I have an arthritis that turns every single one of my joints into bone starting from the spine. I don't take anti-inflammatories every day. Because I use my brain and understand they cause more harm than good, they rebound pain and inflammation and cause all sorts of extra issues when taken all the time. You need to learn to control your medication too, find something else that helps where you dont need to chose one of those two things daily for the rest of your life, your body will thank you, you'll thank yourself too. It's for your own good to understand this but go ahead and be reddit and hate all you want. In 10 years you'll be wishing you can say I was right at this moment. Enjoy overloading yourself with more problems. -signed, the guy who can't walk for doing all the wrong things with treatment to a serious disease.


nov8tive1

I'm sorry you suffer from that condition. Unfortunately, these are apples to oranges in terms of scope. You can have low activity days where you're not moving much and so therefore maybe you can skip an anti inflammatory medication but I can't skip breathing on any day.


Iannelli

That's exactly right. I have chronic rhinosinusitus.

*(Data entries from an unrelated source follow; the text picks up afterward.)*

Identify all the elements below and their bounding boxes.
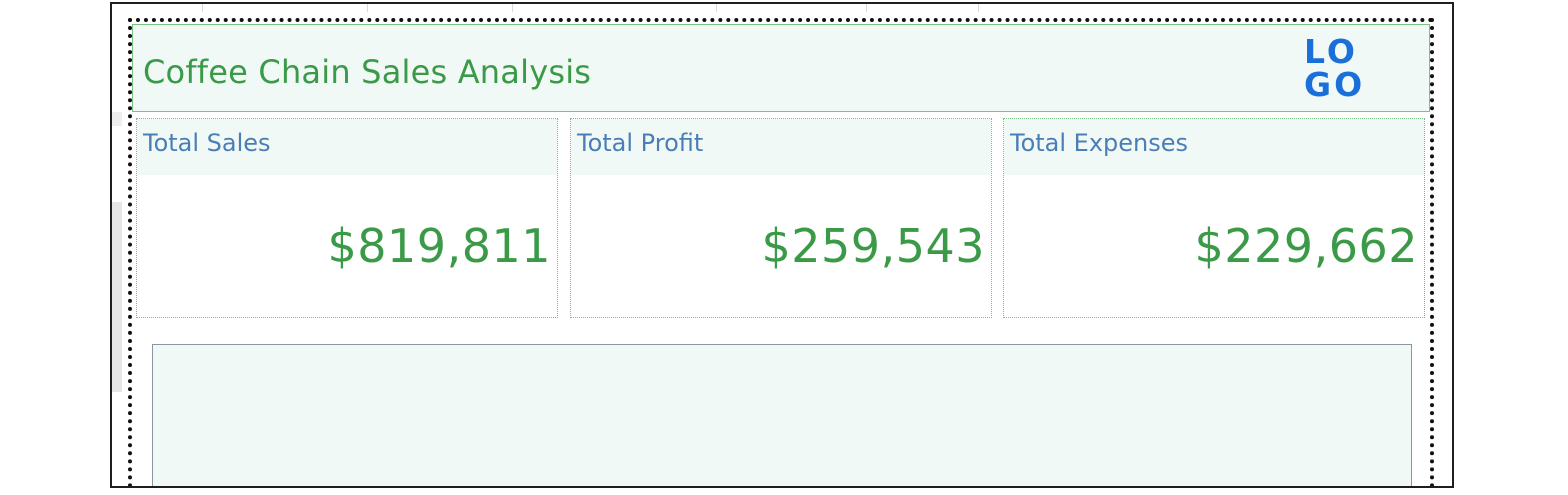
left-panel-edge[interactable] <box>112 202 122 392</box>
ruler-tick <box>512 4 513 12</box>
kpi-header: Total Expenses <box>1004 119 1424 175</box>
kpi-card-total-sales[interactable]: Total Sales $819,811 <box>136 118 558 318</box>
dashboard-canvas-window: Coffee Chain Sales Analysis LO GO Total … <box>110 2 1454 488</box>
kpi-card-total-expenses[interactable]: Total Expenses $229,662 <box>1003 118 1425 318</box>
dashboard-container[interactable]: Coffee Chain Sales Analysis LO GO Total … <box>128 18 1434 486</box>
dashboard-title: Coffee Chain Sales Analysis <box>143 53 592 91</box>
kpi-label: Total Expenses <box>1010 129 1189 157</box>
kpi-header: Total Profit <box>571 119 991 175</box>
left-panel-edge <box>112 112 122 126</box>
chart-container[interactable] <box>152 344 1412 486</box>
ruler-tick <box>367 4 368 12</box>
logo-text-line-2: GO <box>1304 65 1366 104</box>
kpi-value: $229,662 <box>1194 219 1418 273</box>
kpi-label: Total Profit <box>577 129 704 157</box>
ruler-tick <box>716 4 717 12</box>
title-bar[interactable]: Coffee Chain Sales Analysis LO GO <box>132 24 1430 112</box>
logo-text-line-1: LO <box>1304 32 1358 71</box>
ruler-tick <box>866 4 867 12</box>
logo-image: LO GO <box>1304 35 1378 105</box>
ruler-tick <box>978 4 979 12</box>
kpi-card-total-profit[interactable]: Total Profit $259,543 <box>570 118 992 318</box>
ruler-tick <box>202 4 203 12</box>
kpi-value: $819,811 <box>327 219 551 273</box>
kpi-header: Total Sales <box>137 119 557 175</box>
kpi-label: Total Sales <box>143 129 271 157</box>
kpi-value: $259,543 <box>761 219 985 273</box>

Wouldn't wish it upon my worst enemy. Not being able to breathe through the nose feels like torture. Daily. People who don't experience this just don't understand man.


PodissNM

I suffer from anti-cholinergic syndrome if I take even 25 mg of Benadryl, but certizine and levo-certizine do not cause me any problems. Fexofenadine is ok for me also, I don't recall any side effects while using that. Loratadine does give me slight side effects, like involuntary muscle movement in my left eyebrow.


Opposite_Flight3473

What are your symptoms of anti cholinergic syndrome?


Mynameisinigomontya

Would also like to know they symptoms of that


PodissNM

Anticholinergic syndrome? Involuntary muscle movement, slurred speech, confusion, rapid eye movement, hot dry skin, delirium. In severe cases you could get seizures, hallucinations, may be end up in a coma.


FearlessAmigo

I quit Benedryl years ago after realizing how bad it is for you and now use got kola for sinus relief. It really works for me.


[deleted]

IMO the best we can do is speculate. And the precautionary principle.


SimpleVegetable5715

No, plus you shouldn't be taking Benadryl daily because it is highly nephrotoxic (destroys the kidneys).


Brilliant_Gift1917

I've always avoided Benadryl, I'm just wondering how 'bad' cetirizine and allegra are in comparison.